In identity-theft dispute cases, the CRCs also offer consumers the option of adding fraud alerts to their credit reports. The alerts let lenders know that credit applications they receive for that individual may be fraudulent, and that they should confirm the applicant’s identity before issuing any loans. Fraud alerts come in a variety of types and can last for as little as 90 days or as long as 7 years. Any lender accessing the consumer’s credit report or credit score will receive the alert, which is meant to stop fraudulent applications from becoming fraudulent accounts.
If you instruct any of the three national credit reporting companies (CRCs – Equifax, Experian or TransUnion) to place a fraud alert on your credit file, that credit reporting agency will contact the other credit reporting agencies and, in turn, they too will add fraud alerts to your credit reports in their system. As a result of this process, you won’t have to contact all three of the major credit reporting agencies independently to add separate fraud alerts. It doesn’t matter which credit reporting agency you contact first, because all three are obligated to share the fraud alerts with the other two.
The reason it’s so important to monitor your credit reports is it’s unlikely that anyone other than you will know if you’ve been the victim of credit-related fraud.

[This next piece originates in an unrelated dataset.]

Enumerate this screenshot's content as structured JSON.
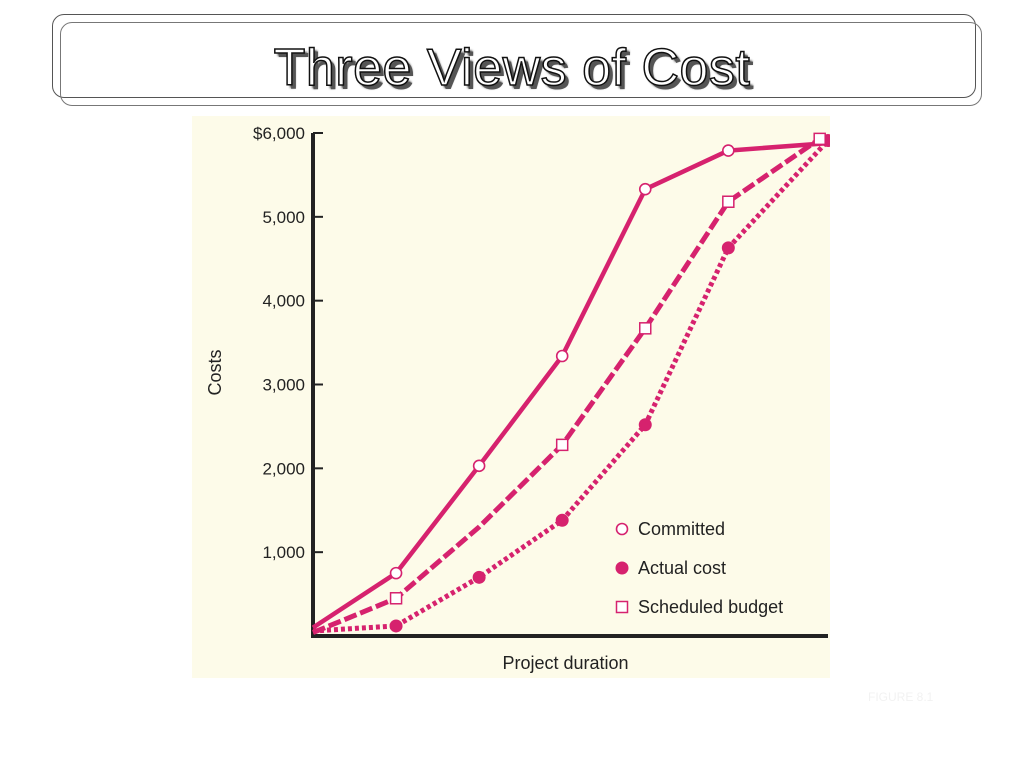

And unless you regularly review copies of your credit reports (available free every 12 months at AnnualCreditReport.com), you may not even know that you’ve been a victim of fraud.
This underscores the importance of always knowing what’s on your credit reports, even if you’re not in the market for a new loan or credit card. Ultimately, it’s up to you to know when to seek help for identity theft. Once you alert the appropriate authorities that you’ve been the victim of credit fraud, they can help you by blocking data from your credit reports, closing your accounts, or adding the appropriate fraud alerts.